Lucas Fuess, now a senior dairy analyst with Rabo Bank, said in the Jan. 16’s “Dairy Radio Now” broadcast that cheese is the most surprising market so far in 2023 in that prices, particularly the blocks, have been maintaining incredible strength after staying above the $2 mark in December. It’s a bit opposite of seasonal norms, he said, when prices characteristically come down in first quarter. He expects some slippage in the block market ahead, but sees barrels remaining fairly neutral around the $1.80 per pound mark.

Butter saw some significant declines toward the end of the year, as demand finished up in the holiday season, Fuess said, and it has been fairly quiet so far in 2023, supported near the $2.40 per pound mark.

Weaker global demand is the story on nonfat dry milk, according to Fuess, and that has driven prices at the CME. He cited the Dairy Products report showing powder output a bit weaker than a year ago; but that export category is down significantly and stocks climbed, indicative of weak demand at the end of the year. He looks for slow but steady price declines to continue in the powder.


Jan. 10’s Global Dairy Trade Pulse auction was the first one of 2023 and saw 2.2 million pounds of Fonterra whole milk powder sold at $3,170 per metric ton. That’s down $35 from the Dec. 27 Pulse, but unchanged from last week’s GDT auction Contract 2 March price and the first time the Pulse price did not decline since Dec. 6, according to StoneX.

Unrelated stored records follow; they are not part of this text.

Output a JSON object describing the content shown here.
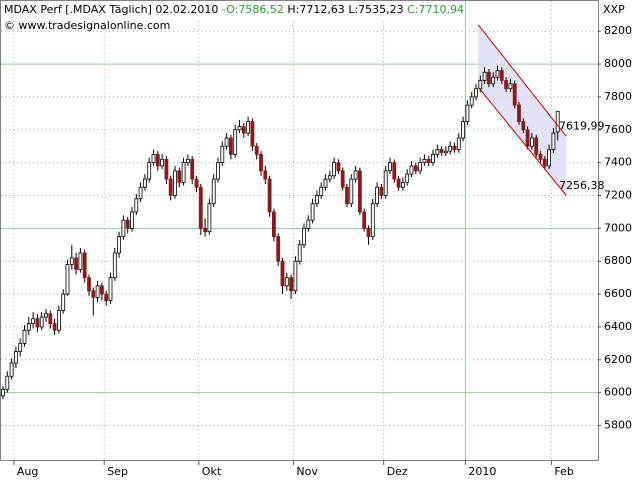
{
  "chart_data": {
    "type": "candlestick",
    "title": {
      "instrument": "MDAX Perf [.MDAX  Täglich] 02.02.2010",
      "open": "-O:7586,52",
      "high": "H:7712,63",
      "low": "L:7535,23",
      "close": "C:7710,94"
    },
    "source": "© www.tradesignalonline.com",
    "y_axis_label": "XXP",
    "categories": [
      null,
      null,
      null,
      "Aug",
      null,
      null,
      null,
      null,
      null,
      null,
      null,
      null,
      null,
      null,
      null,
      null,
      null,
      null,
      null,
      null,
      null,
      null,
      null,
      null,
      "Sep",
      null,
      null,
      null,
      null,
      null,
      null,
      null,
      null,
      null,
      null,
      null,
      null,
      null,
      null,
      null,
      null,
      null,
      null,
      null,
      null,
      null,
      "Okt",
      null,
      null,
      null,
      null,
      null,
      null,
      null,
      null,
      null,
      null,
      null,
      null,
      null,
      null,
      null,
      null,
      null,
      null,
      null,
      null,
      null,
      "Nov",
      null,
      null,
      null,
      null,
      null,
      null,
      null,
      null,
      null,
      null,
      null,
      null,
      null,
      null,
      null,
      null,
      null,
      null,
      null,
      null,
      "Dez",
      null,
      null,
      null,
      null,
      null,
      null,
      null,
      null,
      null,
      null,
      null,
      null,
      null,
      null,
      null,
      null,
      null,
      null,
      "2010",
      null,
      null,
      null,
      null,
      null,
      null,
      null,
      null,
      null,
      null,
      null,
      null,
      null,
      null,
      null,
      null,
      null,
      null,
      null,
      "Feb",
      null
    ],
    "ohlc": [
      [
        5980,
        6040,
        5960,
        6020
      ],
      [
        6020,
        6130,
        6000,
        6100
      ],
      [
        6100,
        6210,
        6080,
        6180
      ],
      [
        6180,
        6280,
        6150,
        6250
      ],
      [
        6250,
        6330,
        6220,
        6300
      ],
      [
        6300,
        6410,
        6280,
        6380
      ],
      [
        6380,
        6460,
        6350,
        6420
      ],
      [
        6420,
        6490,
        6390,
        6450
      ],
      [
        6450,
        6480,
        6370,
        6400
      ],
      [
        6400,
        6490,
        6380,
        6460
      ],
      [
        6460,
        6510,
        6430,
        6480
      ],
      [
        6480,
        6500,
        6390,
        6420
      ],
      [
        6420,
        6450,
        6350,
        6380
      ],
      [
        6380,
        6530,
        6360,
        6500
      ],
      [
        6500,
        6630,
        6480,
        6600
      ],
      [
        6600,
        6810,
        6590,
        6780
      ],
      [
        6780,
        6900,
        6750,
        6820
      ],
      [
        6820,
        6850,
        6720,
        6750
      ],
      [
        6750,
        6880,
        6730,
        6850
      ],
      [
        6850,
        6870,
        6670,
        6700
      ],
      [
        6700,
        6720,
        6590,
        6620
      ],
      [
        6620,
        6640,
        6470,
        6580
      ],
      [
        6580,
        6680,
        6550,
        6650
      ],
      [
        6650,
        6670,
        6560,
        6600
      ],
      [
        6600,
        6620,
        6530,
        6560
      ],
      [
        6560,
        6730,
        6540,
        6700
      ],
      [
        6700,
        6880,
        6680,
        6850
      ],
      [
        6850,
        6980,
        6820,
        6950
      ],
      [
        6950,
        7080,
        6930,
        7050
      ],
      [
        7050,
        7070,
        6970,
        7000
      ],
      [
        7000,
        7130,
        6980,
        7100
      ],
      [
        7100,
        7210,
        7080,
        7180
      ],
      [
        7180,
        7280,
        7160,
        7250
      ],
      [
        7250,
        7330,
        7230,
        7300
      ],
      [
        7300,
        7430,
        7280,
        7400
      ],
      [
        7400,
        7480,
        7380,
        7450
      ],
      [
        7450,
        7470,
        7350,
        7380
      ],
      [
        7380,
        7450,
        7360,
        7420
      ],
      [
        7420,
        7440,
        7270,
        7300
      ],
      [
        7300,
        7320,
        7170,
        7200
      ],
      [
        7200,
        7380,
        7180,
        7350
      ],
      [
        7350,
        7370,
        7250,
        7280
      ],
      [
        7280,
        7430,
        7260,
        7400
      ],
      [
        7400,
        7450,
        7380,
        7420
      ],
      [
        7420,
        7440,
        7270,
        7300
      ],
      [
        7300,
        7320,
        7220,
        7250
      ],
      [
        7250,
        7270,
        6960,
        7000
      ],
      [
        7000,
        7060,
        6950,
        6980
      ],
      [
        6980,
        7180,
        6960,
        7150
      ],
      [
        7150,
        7330,
        7130,
        7300
      ],
      [
        7300,
        7430,
        7280,
        7400
      ],
      [
        7400,
        7530,
        7380,
        7500
      ],
      [
        7500,
        7580,
        7480,
        7550
      ],
      [
        7550,
        7570,
        7420,
        7450
      ],
      [
        7450,
        7630,
        7430,
        7600
      ],
      [
        7600,
        7660,
        7580,
        7620
      ],
      [
        7620,
        7640,
        7550,
        7580
      ],
      [
        7580,
        7680,
        7560,
        7650
      ],
      [
        7650,
        7670,
        7470,
        7500
      ],
      [
        7500,
        7520,
        7420,
        7450
      ],
      [
        7450,
        7470,
        7320,
        7350
      ],
      [
        7350,
        7380,
        7270,
        7300
      ],
      [
        7300,
        7320,
        7070,
        7100
      ],
      [
        7100,
        7120,
        6920,
        6950
      ],
      [
        6950,
        6970,
        6770,
        6800
      ],
      [
        6800,
        6820,
        6600,
        6650
      ],
      [
        6650,
        6730,
        6620,
        6700
      ],
      [
        6700,
        6720,
        6570,
        6620
      ],
      [
        6620,
        6830,
        6600,
        6800
      ],
      [
        6800,
        6930,
        6780,
        6900
      ],
      [
        6900,
        7030,
        6880,
        7000
      ],
      [
        7000,
        7080,
        6980,
        7050
      ],
      [
        7050,
        7180,
        7030,
        7150
      ],
      [
        7150,
        7230,
        7130,
        7200
      ],
      [
        7200,
        7280,
        7180,
        7250
      ],
      [
        7250,
        7330,
        7230,
        7300
      ],
      [
        7300,
        7350,
        7280,
        7320
      ],
      [
        7320,
        7430,
        7300,
        7400
      ],
      [
        7400,
        7420,
        7330,
        7350
      ],
      [
        7350,
        7370,
        7230,
        7250
      ],
      [
        7250,
        7270,
        7130,
        7150
      ],
      [
        7150,
        7330,
        7130,
        7300
      ],
      [
        7300,
        7380,
        7280,
        7350
      ],
      [
        7350,
        7370,
        7080,
        7100
      ],
      [
        7100,
        7120,
        6980,
        7000
      ],
      [
        7000,
        7020,
        6900,
        6950
      ],
      [
        6950,
        7180,
        6930,
        7150
      ],
      [
        7150,
        7280,
        7130,
        7250
      ],
      [
        7250,
        7270,
        7180,
        7200
      ],
      [
        7200,
        7380,
        7180,
        7350
      ],
      [
        7350,
        7430,
        7330,
        7400
      ],
      [
        7400,
        7420,
        7280,
        7300
      ],
      [
        7300,
        7320,
        7230,
        7250
      ],
      [
        7250,
        7310,
        7230,
        7280
      ],
      [
        7280,
        7360,
        7260,
        7330
      ],
      [
        7330,
        7410,
        7310,
        7380
      ],
      [
        7380,
        7400,
        7330,
        7350
      ],
      [
        7350,
        7430,
        7330,
        7400
      ],
      [
        7400,
        7450,
        7380,
        7420
      ],
      [
        7420,
        7440,
        7380,
        7400
      ],
      [
        7400,
        7480,
        7380,
        7450
      ],
      [
        7450,
        7510,
        7430,
        7480
      ],
      [
        7480,
        7500,
        7440,
        7460
      ],
      [
        7460,
        7500,
        7440,
        7470
      ],
      [
        7470,
        7530,
        7450,
        7500
      ],
      [
        7500,
        7520,
        7460,
        7480
      ],
      [
        7480,
        7580,
        7460,
        7550
      ],
      [
        7550,
        7680,
        7530,
        7650
      ],
      [
        7650,
        7780,
        7630,
        7750
      ],
      [
        7750,
        7830,
        7730,
        7800
      ],
      [
        7800,
        7880,
        7780,
        7850
      ],
      [
        7850,
        7930,
        7830,
        7900
      ],
      [
        7900,
        7980,
        7880,
        7950
      ],
      [
        7950,
        7970,
        7860,
        7880
      ],
      [
        7880,
        7950,
        7860,
        7920
      ],
      [
        7920,
        7990,
        7900,
        7960
      ],
      [
        7960,
        7980,
        7880,
        7900
      ],
      [
        7900,
        7920,
        7830,
        7850
      ],
      [
        7850,
        7910,
        7830,
        7880
      ],
      [
        7880,
        7900,
        7730,
        7750
      ],
      [
        7750,
        7770,
        7630,
        7650
      ],
      [
        7650,
        7670,
        7580,
        7600
      ],
      [
        7600,
        7620,
        7480,
        7500
      ],
      [
        7500,
        7580,
        7480,
        7550
      ],
      [
        7550,
        7570,
        7430,
        7450
      ],
      [
        7450,
        7470,
        7400,
        7420
      ],
      [
        7420,
        7440,
        7360,
        7380
      ],
      [
        7380,
        7510,
        7360,
        7480
      ],
      [
        7480,
        7610,
        7460,
        7580
      ],
      [
        7586.52,
        7712.63,
        7535.23,
        7710.94
      ]
    ],
    "up_color": "#ffffff",
    "down_color": "#8b1a1a",
    "ylim": [
      5590,
      8390
    ],
    "yticks": [
      5800,
      6000,
      6200,
      6400,
      6600,
      6800,
      7000,
      7200,
      7400,
      7600,
      7800,
      8000,
      8200
    ],
    "major_grid_step": 1000,
    "major_x_index": 108,
    "grid": true,
    "channel": {
      "x": [
        110.5,
        131
      ],
      "upper": [
        8240,
        7560
      ],
      "lower": [
        7860,
        7200
      ],
      "color": "#cc0000",
      "fill": "#dcdcf5"
    },
    "annotations": [
      {
        "label": "7619,99",
        "value": 7619.99
      },
      {
        "label": "7256,38",
        "value": 7256.38
      }
    ]
  }
}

HighGround Dairy points out, “whole milk powder inventories in China are speculated to be replete providing ample supply for domestic demand. With little competitive buying interest from the country there is plenty of room for other regions to procure product at these low prices.” 

The Covid virus continues to spread in China, says HighGround Dairy, “amid what critics say is a lack of transparency from Beijing. China officially opened their borders and citizens have started to travel cross-border, to either Hong Kong or Russia, and flights from overseas flights started to trickle in. Authorities say they expect domestic rail and air journeys will double over the same period last year, bringing overall numbers close to those of the 2019 holiday period before the pandemic hit.”